92%, ±3, Center said helpfully.
“—nine to one against you, barring a miracle.”
The other men looked at each other, some of them a little pale.
“I don’t understand it—we are so many, compared to them. It must be treason!” one said.
“Never attribute to treason or conspiracy what can be accounted for by incompetence and stupidity,” John said.
Arturo rubbed a hand over his five o’clock shadow, blue-black and bristly. The sound was like sandpaper.
“I knew we had fallen behind other countries,” he said. “I have relatives who moved to Santander, to Chasson City, to work in the factories there. I might have myself, if I had not inherited this land from my father. That was why I joined the Reform party”—somewhat illegal, but not persecuted very stringently—”so that we might have what others do, and not spend every year as our grandfathers did. I did not know we had become so primitive. These devil-machines the Chosen have . . .”
“Their organization is more important, their training, their attitude,” John said. “They’ve been planning for this for a long time. Your leadership has what it desires, and just wants to keep things the way they are. The Chosen . . . the Chosen are hungry, and eating the whole world wouldn’t satisfy them.”
Arturo nodded. “All that remains is to decide whether we submit, or fight from the shadows,” he said. “We fight. Are we agreed?”

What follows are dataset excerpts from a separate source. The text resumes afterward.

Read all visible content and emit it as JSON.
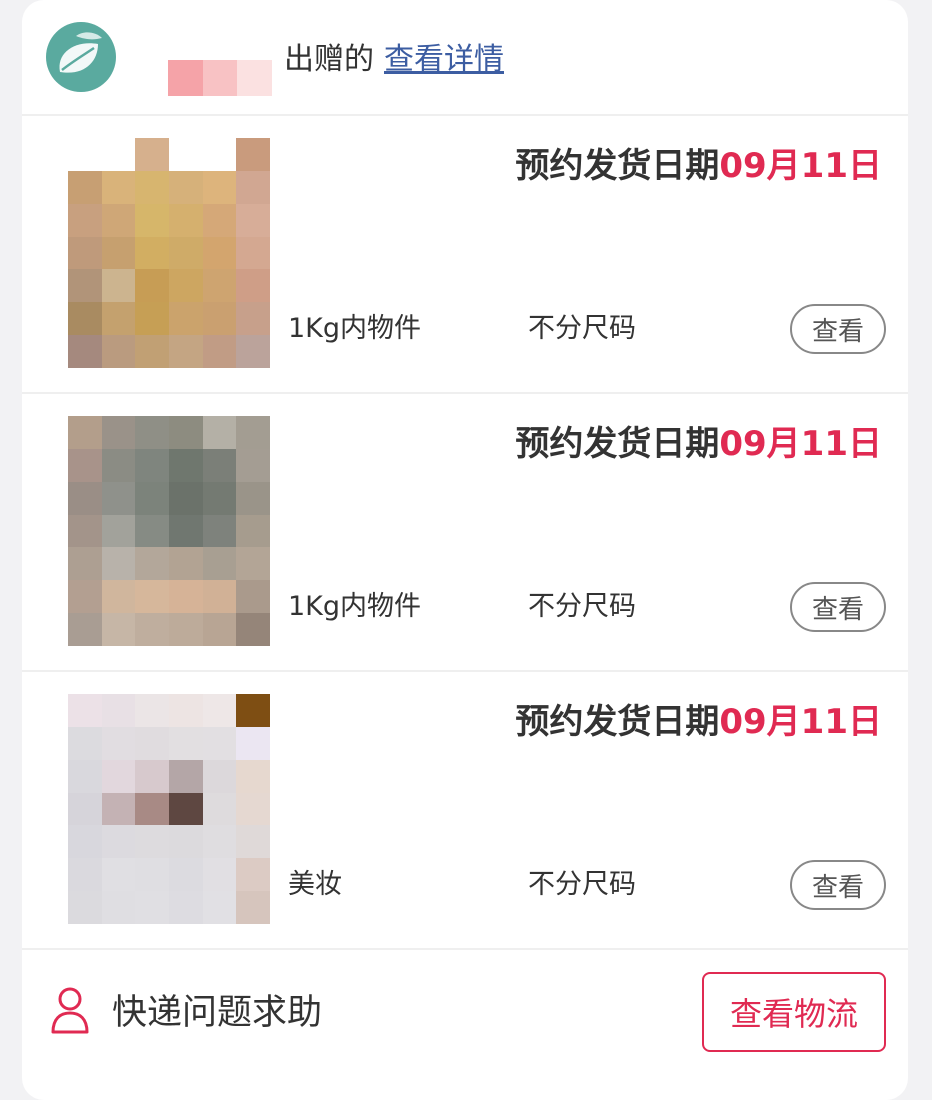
{
  "header": {
    "gift_text": "出赠的",
    "detail_link": "查看详情",
    "censor_colors": [
      "#f5a3a8",
      "#f8c2c4",
      "#fbe1e1"
    ]
  },
  "items": [
    {
      "date_prefix": "预约发货日期",
      "date_value": "09月11日",
      "category": "1Kg内物件",
      "size": "不分尺码",
      "view_label": "查看",
      "pixels": [
        "#ffffff",
        "#ffffff",
        "#d6b08d",
        "#ffffff",
        "#ffffff",
        "#c99b7d",
        "#c79f73",
        "#d9b37a",
        "#d7b56f",
        "#d6b17a",
        "#ddb47c",
        "#d1a792",
        "#c8a07f",
        "#cfa777",
        "#d6b66a",
        "#d5b06e",
        "#d5a878",
        "#d7ad98",
        "#bf9a7b",
        "#c6a06f",
        "#d2ae62",
        "#cfab68",
        "#d3a56e",
        "#d4a891",
        "#b19479",
        "#ccb48f",
        "#c79d55",
        "#cda661",
        "#cea470",
        "#cf9e87",
        "#a98b61",
        "#c4a16e",
        "#c69f55",
        "#cba36c",
        "#caa070",
        "#c7a08b",
        "#a5897e",
        "#ba9b7f",
        "#c1a074",
        "#c4a583",
        "#c19c85",
        "#bba39b"
      ]
    },
    {
      "date_prefix": "预约发货日期",
      "date_value": "09月11日",
      "category": "1Kg内物件",
      "size": "不分尺码",
      "view_label": "查看",
      "pixels": [
        "#b39e8b",
        "#9a9289",
        "#8f8f86",
        "#8d8c80",
        "#b4b0a6",
        "#a39d92",
        "#a8938a",
        "#8b8c84",
        "#7f857e",
        "#6f776e",
        "#7b7f78",
        "#a49d93",
        "#9a8e86",
        "#8f918b",
        "#7c837b",
        "#6b726a",
        "#747a72",
        "#9a9489",
        "#a3948a",
        "#a2a29b",
        "#868b84",
        "#707770",
        "#7e827c",
        "#a69c8e",
        "#ad9f92",
        "#b8b2aa",
        "#b3a79a",
        "#b2a393",
        "#a89f92",
        "#b3a596",
        "#b39f91",
        "#d0b69d",
        "#d6b79b",
        "#d6b397",
        "#d1b196",
        "#aa9a8c",
        "#a99d93",
        "#c6b6a6",
        "#bfae9e",
        "#bdab9a",
        "#b8a594",
        "#958579"
      ]
    },
    {
      "date_prefix": "预约发货日期",
      "date_value": "09月11日",
      "category": "美妆",
      "size": "不分尺码",
      "view_label": "查看",
      "pixels": [
        "#ece1e7",
        "#e8e0e5",
        "#ebe5e6",
        "#ede4e3",
        "#eee7e7",
        "#7e4e13",
        "#dcdbdf",
        "#e1dde1",
        "#e0dcdf",
        "#e2dfe1",
        "#e2dfe2",
        "#ebe6f2",
        "#d9d8dd",
        "#e2d7dd",
        "#d7c9cd",
        "#b4a6a7",
        "#dcd8db",
        "#e6d8cf",
        "#d6d4da",
        "#c4b2b4",
        "#a88a85",
        "#5e4741",
        "#dedbdd",
        "#e5d8d1",
        "#d8d7dd",
        "#dcdadf",
        "#dddbde",
        "#dcdadd",
        "#dfdde0",
        "#dfd9d8",
        "#dad9de",
        "#e0dfe3",
        "#dfdee2",
        "#dcdbe0",
        "#e1dfe3",
        "#dccbc4",
        "#dbdade",
        "#dfdee2",
        "#e0dfe3",
        "#dddce1",
        "#e1e0e4",
        "#d6c5bd"
      ]
    }
  ],
  "footer": {
    "help_label": "快递问题求助",
    "logistics_label": "查看物流"
  },
  "colors": {
    "accent": "#e02a52",
    "link": "#3c5da2",
    "logo": "#5aaa9f"
  }
}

“We are agreed,” one of the men said; he was older, and his breeches and floppy jacket were patched. “But I don’t know how many others we can convince. They will say, what does it matter who the master is, if you must pay your rent and taxes anyway?”
The woman spoke again. “The Chosen will convince them, better than we.”
The men looked at her; she scowled and banged a coffee pot down on one of the metal plates set into the top of the stove.
“It is true,” Arturo said. “If half of what I have heard is so, that is true.”
“It’s probably worse than what you’ve heard,” John said grimly. “The Chosen don’t look on you as social inferiors; they look on you as animals, to be milked and sheared as convenient, then slaughtered.”
Arturo slapped his hand on the plank. “It is agreed. And now, come and see how we have cared for what you sent us!”